We then continued to Afitos. This traditional stone seaside village is mainly built on a cliff high above the beach, looking toward Sithonia. The views are incredible, and the mood relaxed. 

Then we came to a surprise. At the end of the leg we came to Agia Pareskevi. You can smell it before you see it. Amid the thick tall pines are thermal therapeutic springs rich in sulfur. The municipality has built an excellent bathing facility, with a sauna, hamam, and indoor and outdoor pools, perched high above the sea with spectacular views. The water is almost milky, and leaves your skin gloriously soft.

 

Polygyros and Arnea

On the last day of our Chalkidiki trip, we explored the villages of the more mountainous inland. Here, we saw monuments of the Greek War of Independence. We also marvelled at the scenery – rolling hills and thick forests. Arnea is a refreshing town, with abundant cool water flowing from a plane tree in the central square, and sellers of local (excellent) honey. Arnea is all traditional stone architecture.

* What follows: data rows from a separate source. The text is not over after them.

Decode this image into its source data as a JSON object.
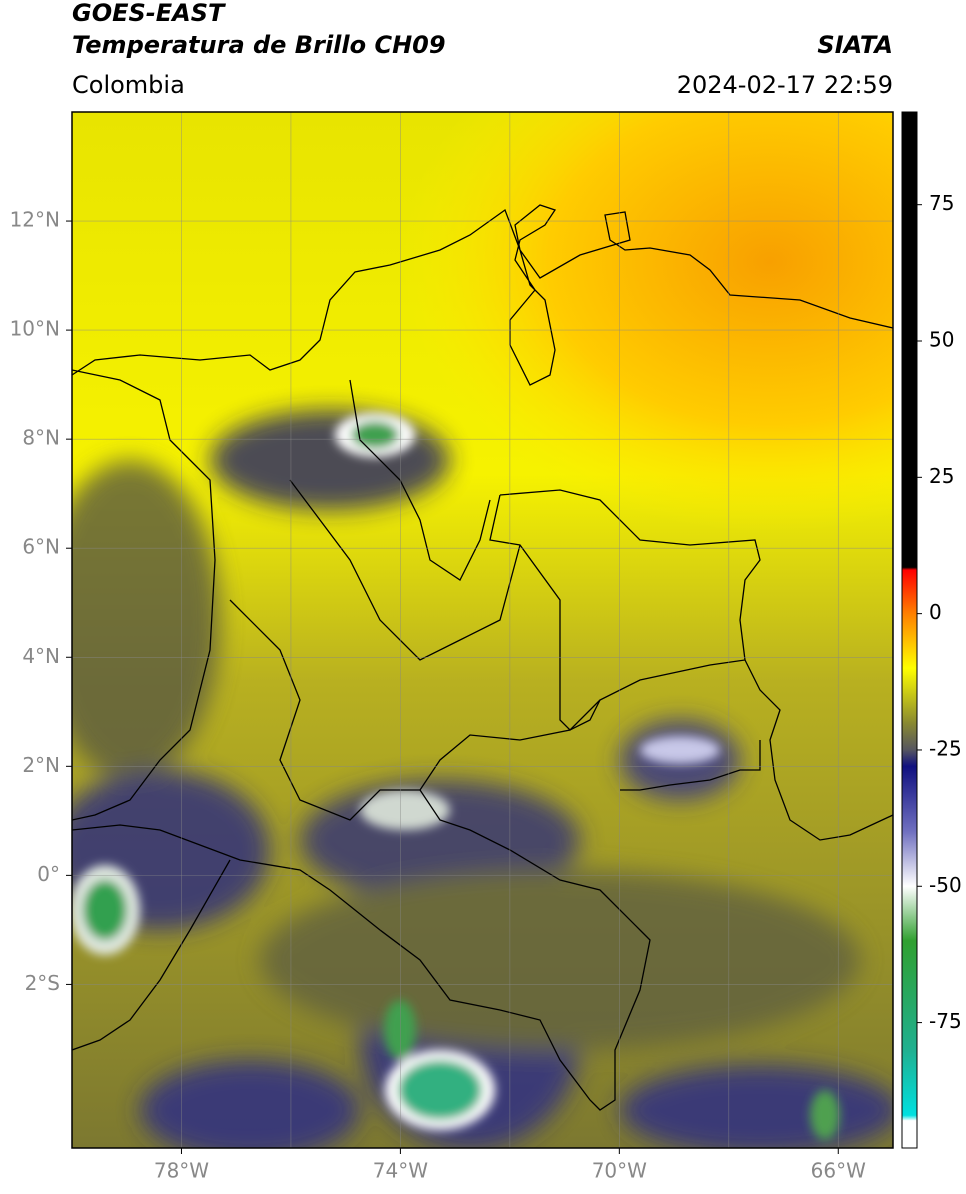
{
  "header": {
    "title_lines": [
      "GOES-EAST",
      "Temperatura de Brillo CH09"
    ],
    "region": "Colombia",
    "source": "SIATA",
    "datetime": "2024-02-17 22:59"
  },
  "map": {
    "xlim": [
      -80,
      -65
    ],
    "ylim": [
      -5,
      14
    ],
    "xticks": [
      {
        "value": -78,
        "label": "78°W"
      },
      {
        "value": -74,
        "label": "74°W"
      },
      {
        "value": -70,
        "label": "70°W"
      },
      {
        "value": -66,
        "label": "66°W"
      }
    ],
    "xgrid": [
      -78,
      -76,
      -74,
      -72,
      -70,
      -68,
      -66
    ],
    "yticks": [
      {
        "value": 12,
        "label": "12°N"
      },
      {
        "value": 10,
        "label": "10°N"
      },
      {
        "value": 8,
        "label": "8°N"
      },
      {
        "value": 6,
        "label": "6°N"
      },
      {
        "value": 4,
        "label": "4°N"
      },
      {
        "value": 2,
        "label": "2°N"
      },
      {
        "value": 0,
        "label": "0°"
      },
      {
        "value": -2,
        "label": "2°S"
      }
    ]
  },
  "colorbar": {
    "lim": [
      -98,
      92
    ],
    "ticks": [
      75,
      50,
      25,
      0,
      -25,
      -50,
      -75
    ],
    "stops": [
      {
        "value": 92,
        "color": "#000000"
      },
      {
        "value": 8.5,
        "color": "#000000"
      },
      {
        "value": 8,
        "color": "#ff0000"
      },
      {
        "value": 0,
        "color": "#ff8000"
      },
      {
        "value": -10,
        "color": "#ffff00"
      },
      {
        "value": -20,
        "color": "#8a8a30"
      },
      {
        "value": -25,
        "color": "#555560"
      },
      {
        "value": -28,
        "color": "#101080"
      },
      {
        "value": -40,
        "color": "#7070c0"
      },
      {
        "value": -50,
        "color": "#ffffff"
      },
      {
        "value": -60,
        "color": "#30a030"
      },
      {
        "value": -80,
        "color": "#20b090"
      },
      {
        "value": -92,
        "color": "#00e0e0"
      },
      {
        "value": -93,
        "color": "#ffffff"
      },
      {
        "value": -98,
        "color": "#ffffff"
      }
    ]
  }
}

A highlight of Arnea is the Church of Agios Stefanos. After a fire, the restoration revealed the ruins of a 4th century Christian Basilica, later Basilicas, and a number of tombs. These are visible through the glass floor of the Church.

 

Polygyros

Chalkidiki’s capital is not by the sea but at the foot of the slopes of green Mt. Holomondas. Polygyros is a lovely – and lively – town centers around the park of six springs.

Our trip of the urban centers of Northern Greece confirmed for us once again that Greece has so much more to offer the visitor than beaches and an endless summer. We saw some fascinating and refreshing destinations that are worth visiting in any month of the year.